Which of these manifestations is the true BMW? Do the Electricity Department’s “mobility” lemmings sit opposite the people who install the M5 CS, constantly casting icy, disapproving looks at them? Does the BMW Classic figure who always posts those great “maximum cross” things on Instagram, then look for someone else who still smells vaguely of booze and cigarettes? I can hope so.

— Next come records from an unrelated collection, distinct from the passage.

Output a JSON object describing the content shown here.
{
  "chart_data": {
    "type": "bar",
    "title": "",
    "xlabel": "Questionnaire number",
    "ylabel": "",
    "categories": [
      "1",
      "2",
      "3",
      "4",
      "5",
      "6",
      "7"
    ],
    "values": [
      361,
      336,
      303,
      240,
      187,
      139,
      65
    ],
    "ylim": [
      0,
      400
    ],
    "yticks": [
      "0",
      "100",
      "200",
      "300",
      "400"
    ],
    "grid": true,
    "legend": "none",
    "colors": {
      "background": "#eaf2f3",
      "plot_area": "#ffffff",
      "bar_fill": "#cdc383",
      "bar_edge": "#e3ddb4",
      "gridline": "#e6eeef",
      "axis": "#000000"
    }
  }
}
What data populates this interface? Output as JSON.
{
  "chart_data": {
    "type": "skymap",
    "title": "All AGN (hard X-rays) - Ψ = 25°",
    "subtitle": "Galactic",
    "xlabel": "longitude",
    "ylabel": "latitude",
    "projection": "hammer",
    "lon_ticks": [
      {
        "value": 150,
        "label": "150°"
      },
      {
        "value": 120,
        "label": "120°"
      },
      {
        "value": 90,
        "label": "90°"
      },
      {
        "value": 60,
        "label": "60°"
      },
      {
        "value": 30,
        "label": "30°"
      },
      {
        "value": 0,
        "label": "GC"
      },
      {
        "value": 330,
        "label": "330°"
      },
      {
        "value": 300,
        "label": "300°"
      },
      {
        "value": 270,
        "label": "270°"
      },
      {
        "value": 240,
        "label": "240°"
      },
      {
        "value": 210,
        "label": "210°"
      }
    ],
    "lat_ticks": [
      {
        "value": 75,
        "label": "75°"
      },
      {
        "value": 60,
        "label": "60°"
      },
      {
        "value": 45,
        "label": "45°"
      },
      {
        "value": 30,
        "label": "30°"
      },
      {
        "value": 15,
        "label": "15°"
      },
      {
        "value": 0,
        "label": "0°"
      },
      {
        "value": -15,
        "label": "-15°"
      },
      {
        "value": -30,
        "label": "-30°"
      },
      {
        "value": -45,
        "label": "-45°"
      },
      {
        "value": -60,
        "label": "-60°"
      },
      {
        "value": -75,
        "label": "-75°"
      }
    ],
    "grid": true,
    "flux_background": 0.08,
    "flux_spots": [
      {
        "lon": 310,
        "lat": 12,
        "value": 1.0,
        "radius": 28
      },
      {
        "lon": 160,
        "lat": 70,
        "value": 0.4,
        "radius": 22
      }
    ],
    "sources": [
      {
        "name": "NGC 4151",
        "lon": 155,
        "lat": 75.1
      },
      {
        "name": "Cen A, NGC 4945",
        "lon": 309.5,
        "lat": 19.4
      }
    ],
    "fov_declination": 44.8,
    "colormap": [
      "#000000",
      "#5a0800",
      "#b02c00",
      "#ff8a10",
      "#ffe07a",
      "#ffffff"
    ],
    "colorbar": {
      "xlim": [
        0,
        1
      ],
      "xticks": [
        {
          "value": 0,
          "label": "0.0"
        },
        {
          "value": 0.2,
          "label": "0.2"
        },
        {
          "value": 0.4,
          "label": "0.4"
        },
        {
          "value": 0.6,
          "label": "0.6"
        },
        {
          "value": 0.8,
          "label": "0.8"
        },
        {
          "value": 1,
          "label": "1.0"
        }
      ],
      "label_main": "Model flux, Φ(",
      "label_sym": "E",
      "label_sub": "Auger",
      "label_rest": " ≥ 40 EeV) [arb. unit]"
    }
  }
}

Like clothing companies and the media world in the broadest sense of the word, car manufacturers are the ultimate social mirror. The story of the automobile has been the story of society for the past 130 years, and as countries and powers embark on the arduous process of reexamining their historic actions a little more critically, it only makes sense that automakers would do the same. The problem is that when they rummage through the archives, they come across huge amounts of things that people actually want to see.
It can’t be otherwise
The struggles of the electric car are so difficult and – for me at least – insurmountable, that I really don’t see how that electric division of every car company will survive in the future. They are all desperately trying to find a voice, to create a new image that somehow includes the past, but without being accused of ruining the planet for a century.
Perhaps this is also why Tesla seems like such a “clean” offering. No past to get in the way, just a technological advantage and the ability to write your own history as time goes on. Volvo also seems to have taken a smart approach by packaging its future as a Polestar. It seems that the large existing companies are wasting so much time balancing past and future that they are allowing smaller, faster organizations to slip in and steal market share. That’s not a nice problem to have.